Sappiamo che stola e paramenti sacri vengono usati dai sacerdoti, ma forse è bene ricordare qui che ogni battezzato in Cristo diventa re, sacerdote e profeta ed è chiamato a svolgere nella sua vita queste tre funzioni. Perciò nel grembiule che ogni persona usa per i lavori quotidiani possiamo considerare presenti due significati che attingono e si completano a vicenda: servizio e sacerdozio.

 

Ecco cosa dice il Concilio Vaticano II nella Lumen Gentium, riguardo alla funzione sacerdotale dei laici:

Partecipazione dei laici al sacerdozio comune

34. Il sommo ed eterno sacerdote Gesù Cristo, volendo continuare la sua testimonianza e il suo ministero anche attraverso i laici, li vivifica col suo Spirito e incessantemente li spinge ad ogni opera buona e perfetta.

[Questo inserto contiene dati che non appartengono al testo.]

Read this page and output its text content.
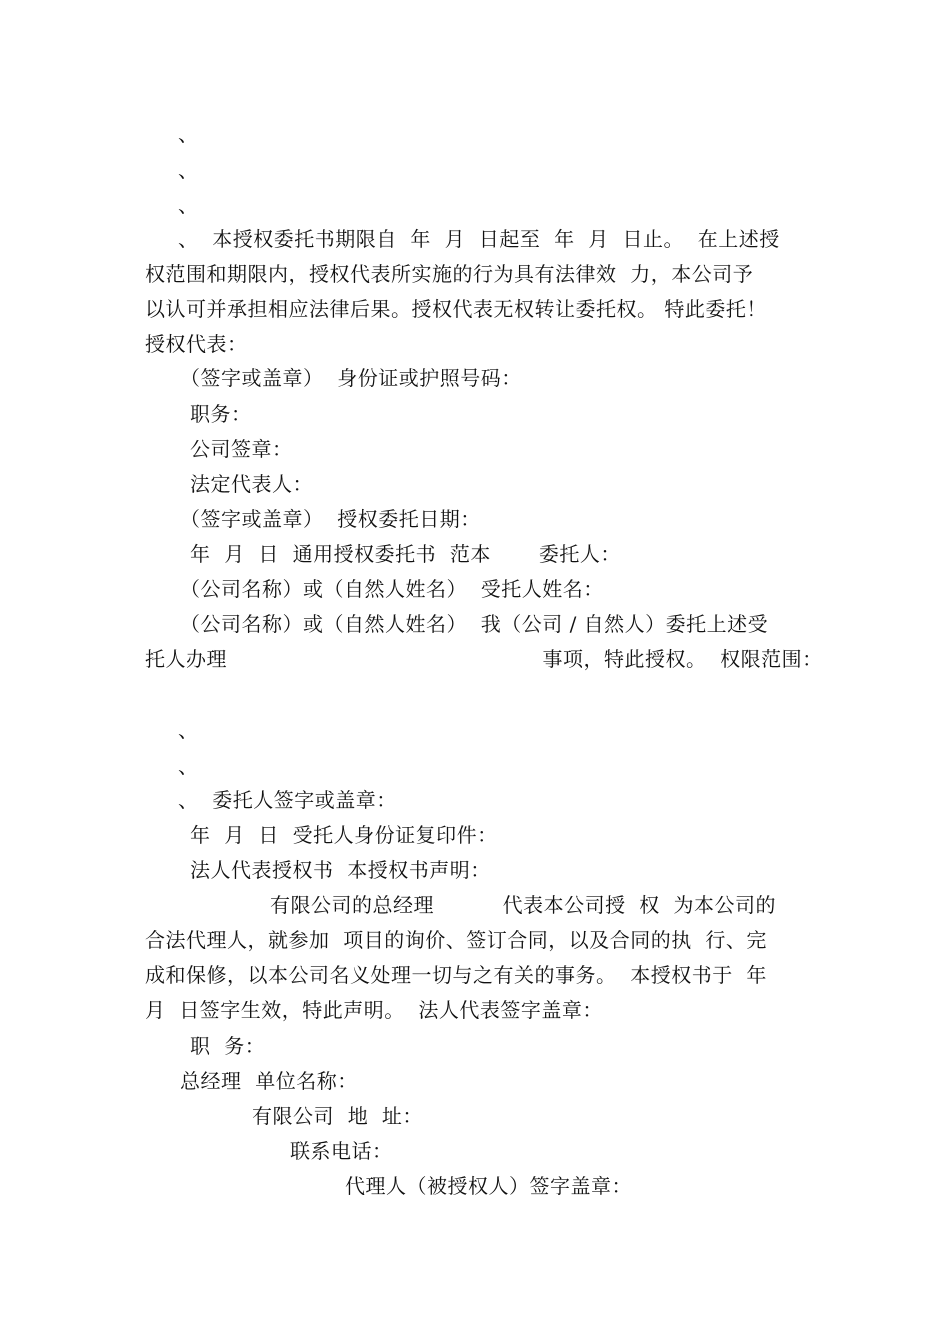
、
、
、
、  本授权委托书期限自  年  月  日起至  年  月  日止。  在上述授
权范围和期限内，授权代表所实施的行为具有法律效  力，本公司予
以认可并承担相应法律后果。授权代表无权转让委托权。 特此委托！
授权代表：
（签字或盖章）  身份证或护照号码：
职务：
公司签章：
法定代表人：
（签字或盖章）  授权委托日期：
年  月  日  通用授权委托书  范本       委托人：
（公司名称）或（自然人姓名）  受托人姓名：
（公司名称）或（自然人姓名）  我（公司 / 自然人）委托上述受
托人办理                                              事项，特此授权。  权限范围：
、
、
、  委托人签字或盖章：
年  月  日  受托人身份证复印件：
法人代表授权书  本授权书声明：
有限公司的总经理          代表本公司授  权  为本公司的
合法代理人，就参加  项目的询价、签订合同，以及合同的执  行、完
成和保修，以本公司名义处理一切与之有关的事务。  本授权书于  年
月  日签字生效，特此声明。  法人代表签字盖章：
职  务：
总经理  单位名称：
有限公司  地  址：
联系电话：
代理人（被授权人）签字盖章：
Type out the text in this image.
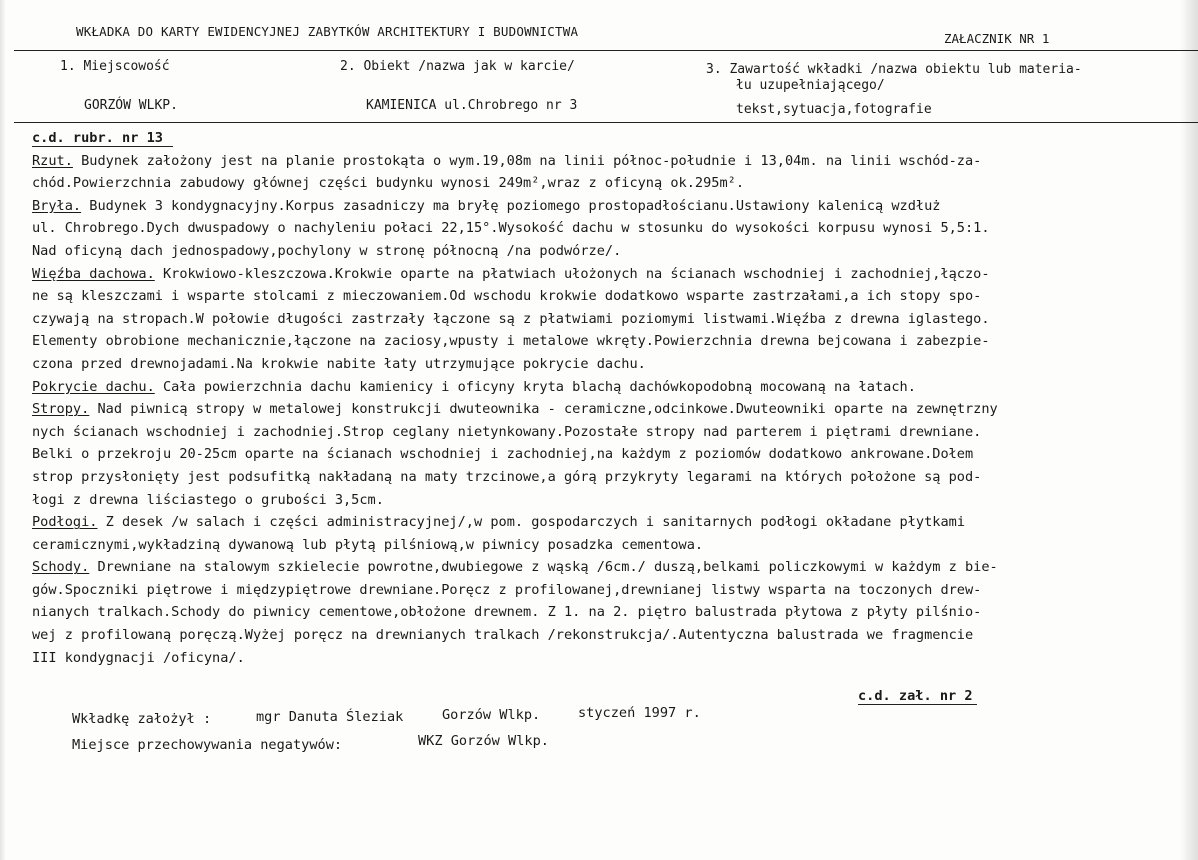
WKŁADKA DO KARTY EWIDENCYJNEJ ZABYTKÓW ARCHITEKTURY I BUDOWNICTWA	ZAŁACZNIK NR 1
1. Miejscowość
GORZÓW WLKP.
2. Obiekt /nazwa jak w karcie/
KAMIENICA ul.Chrobrego nr 3
3. Zawartość wkładki /nazwa obiektu lub materia-
łu uzupełniającego/
tekst,sytuacja,fotografie
c.d. rubr. nr 13
Rzut. Budynek założony jest na planie prostokąta o wym.19,08m na linii północ-południe i 13,04m. na linii wschód-za-
chód.Powierzchnia zabudowy głównej części budynku wynosi 249m²,wraz z oficyną ok.295m².
Bryła. Budynek 3 kondygnacyjny.Korpus zasadniczy ma bryłę poziomego prostopadłościanu.Ustawiony kalenicą wzdłuż
ul. Chrobrego.Dych dwuspadowy o nachyleniu połaci 22,15°.Wysokość dachu w stosunku do wysokości korpusu wynosi 5,5:1.
Nad oficyną dach jednospadowy,pochylony w stronę północną /na podwórze/.
Więźba dachowa. Krokwiowo-kleszczowa.Krokwie oparte na płatwiach ułożonych na ścianach wschodniej i zachodniej,łączo-
ne są kleszczami i wsparte stolcami z mieczowaniem.Od wschodu krokwie dodatkowo wsparte zastrzałami,a ich stopy spo-
czywają na stropach.W połowie długości zastrzały łączone są z płatwiami poziomymi listwami.Więźba z drewna iglastego.
Elementy obrobione mechanicznie,łączone na zaciosy,wpusty i metalowe wkręty.Powierzchnia drewna bejcowana i zabezpie-
czona przed drewnojadami.Na krokwie nabite łaty utrzymujące pokrycie dachu.
Pokrycie dachu. Cała powierzchnia dachu kamienicy i oficyny kryta blachą dachówkopodobną mocowaną na łatach.
Stropy. Nad piwnicą stropy w metalowej konstrukcji dwuteownika - ceramiczne,odcinkowe.Dwuteowniki oparte na zewnętrzny
nych ścianach wschodniej i zachodniej.Strop ceglany nietynkowany.Pozostałe stropy nad parterem i piętrami drewniane.
Belki o przekroju 20-25cm oparte na ścianach wschodniej i zachodniej,na każdym z poziomów dodatkowo ankrowane.Dołem
strop przysłonięty jest podsufitką nakładaną na maty trzcinowe,a górą przykryty legarami na których położone są pod-
łogi z drewna liściastego o grubości 3,5cm.
Podłogi. Z desek /w salach i części administracyjnej/,w pom. gospodarczych i sanitarnych podłogi okładane płytkami
ceramicznymi,wykładziną dywanową lub płytą pilśniową,w piwnicy posadzka cementowa.
Schody. Drewniane na stalowym szkielecie powrotne,dwubiegowe z wąską /6cm./ duszą,belkami policzkowymi w każdym z bie-
gów.Spoczniki piętrowe i międzypiętrowe drewniane.Poręcz z profilowanej,drewnianej listwy wsparta na toczonych drew-
nianych tralkach.Schody do piwnicy cementowe,obłożone drewnem. Z 1. na 2. piętro balustrada płytowa z płyty pilśnio-
wej z profilowaną poręczą.Wyżej poręcz na drewnianych tralkach /rekonstrukcja/.Autentyczna balustrada we fragmencie
III kondygnacji /oficyna/.
c.d. zał. nr 2
Wkładkę założył :	mgr Danuta Śleziak	Gorzów Wlkp.	styczeń 1997 r.
Miejsce przechowywania negatywów:	WKZ Gorzów Wlkp.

A coloro infatti che intimamente congiunge alla sua vita e alla sua missione, concede anche di aver parte al suo ufficio sacerdotale per esercitare un culto spirituale, in vista della glorificazione di Dio e della salvezza degli uomini. Perciò i laici, essendo dedicati a Cristo e consacrati dallo Spirito Santo, sono in modo mirabile chiamati e istruiti per produrre frutti dello Spirito sempre più abbondanti. Tutte infatti le loro attività, preghiere e iniziative apostoliche, la vita coniugale e familiare, il lavoro giornaliero, il sollievo spirituale e corporale, se sono compiute nello Spirito, e anche le molestie della vita, se sono sopportate con pazienza, diventano offerte spirituali gradite a Dio attraverso Gesù Cristo (cfr. 1 Pt 2,5); nella celebrazione dell'eucaristia sono in tutta pietà presentate al Padre insieme all'oblazione del Corpo del Signore. Così anche i laici, in quanto adoratori dovunque santamente operanti, consacrano a Dio il mondo stesso.